Rational Brain tried to point out that she always ‘deserved’ wine, whether she was celebrating some minor Insta win or comforting herself after a bad day sitting with Miles, but Ali drowned out those uncomfortable truths with some immensely satisfying scenes from last night.
Just then her reverie was interrupted by her phone buzzing in her hand. She nudged the fourth Harry Potter up slightly to peer at the screen. A message.
I just saw your post, we need to talk. Call me ASAP.
She squinted at the contact name. Tinder Sam.
Ali sprang up in a move that was far too athletic for her current banjaxed head. The book fell to the floor straight into the tray of curry chips still languishing there from two days ago. As she contemplated the grim sight of the book partially submerged in curry sauce, her right hand began to buzz again.
Ali froze.
‘Tinder Sam calling …’ The screen heralded the incoming call in a way that, to Ali in her sensitive state, felt distinctly gleeful – though perhaps sensing judgement from an inanimate device was edging dangerously close to paranoia.
Ali held the phone at arm’s length lest Tinder Sam detect her presence. She didn’t want to end the call in case he could tell that she’d rejected it. Though in fairness she’d already rejected him pretty brutally IRL. Ali felt her cheeks burning at the memory. Poor Tinder Sam.

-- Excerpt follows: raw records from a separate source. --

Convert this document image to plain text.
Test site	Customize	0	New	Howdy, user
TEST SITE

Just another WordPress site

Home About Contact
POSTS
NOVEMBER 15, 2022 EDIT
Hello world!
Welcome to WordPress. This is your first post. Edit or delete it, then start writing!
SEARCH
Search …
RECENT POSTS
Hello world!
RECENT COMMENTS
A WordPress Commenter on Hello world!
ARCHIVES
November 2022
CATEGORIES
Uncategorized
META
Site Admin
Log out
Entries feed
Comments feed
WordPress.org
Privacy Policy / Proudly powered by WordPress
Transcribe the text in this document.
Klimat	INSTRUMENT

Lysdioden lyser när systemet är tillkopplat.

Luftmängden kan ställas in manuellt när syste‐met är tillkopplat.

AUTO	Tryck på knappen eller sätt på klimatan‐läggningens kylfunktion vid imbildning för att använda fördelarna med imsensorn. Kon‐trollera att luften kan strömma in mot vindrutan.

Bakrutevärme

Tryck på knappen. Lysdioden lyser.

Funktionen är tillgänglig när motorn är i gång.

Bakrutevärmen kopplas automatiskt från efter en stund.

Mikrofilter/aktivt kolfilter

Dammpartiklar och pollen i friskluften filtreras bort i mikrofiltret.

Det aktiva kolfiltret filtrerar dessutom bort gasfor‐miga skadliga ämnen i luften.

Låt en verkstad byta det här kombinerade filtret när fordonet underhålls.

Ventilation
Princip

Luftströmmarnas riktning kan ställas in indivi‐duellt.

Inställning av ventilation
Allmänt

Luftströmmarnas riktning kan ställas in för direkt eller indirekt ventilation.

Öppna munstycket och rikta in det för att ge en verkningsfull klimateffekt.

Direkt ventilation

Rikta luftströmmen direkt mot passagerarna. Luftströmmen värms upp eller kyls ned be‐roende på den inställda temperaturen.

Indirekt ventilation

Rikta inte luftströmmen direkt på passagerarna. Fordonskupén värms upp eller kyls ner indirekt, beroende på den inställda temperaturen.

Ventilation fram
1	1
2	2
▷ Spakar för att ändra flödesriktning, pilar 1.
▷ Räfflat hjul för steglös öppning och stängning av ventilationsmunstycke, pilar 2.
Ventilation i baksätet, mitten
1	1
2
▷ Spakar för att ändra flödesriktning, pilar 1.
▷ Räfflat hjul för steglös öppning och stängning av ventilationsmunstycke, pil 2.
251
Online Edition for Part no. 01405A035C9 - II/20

They’d hooked up about six weeks ago, at the start of December, and from his message, it seemed he’d MacGyvered his way into thinking her pregnancy post had something to do with him. While Tinder Sam seemed adept at basic arithmetic, he clearly wasn’t thinking this through – they’d used a condom, for god’s sake. Ali didn’t allow rogue mickeys near her unsheathed. The date had been a memorable one for several terrible reasons. It had started on a good note, in that Tinder Sam appeared to tick all the boxes in terms of what Ali required from a Tinder date.
‘Beautiful but dim,’ she’d texted Liv just ten minutes in. ‘In short, perfect!’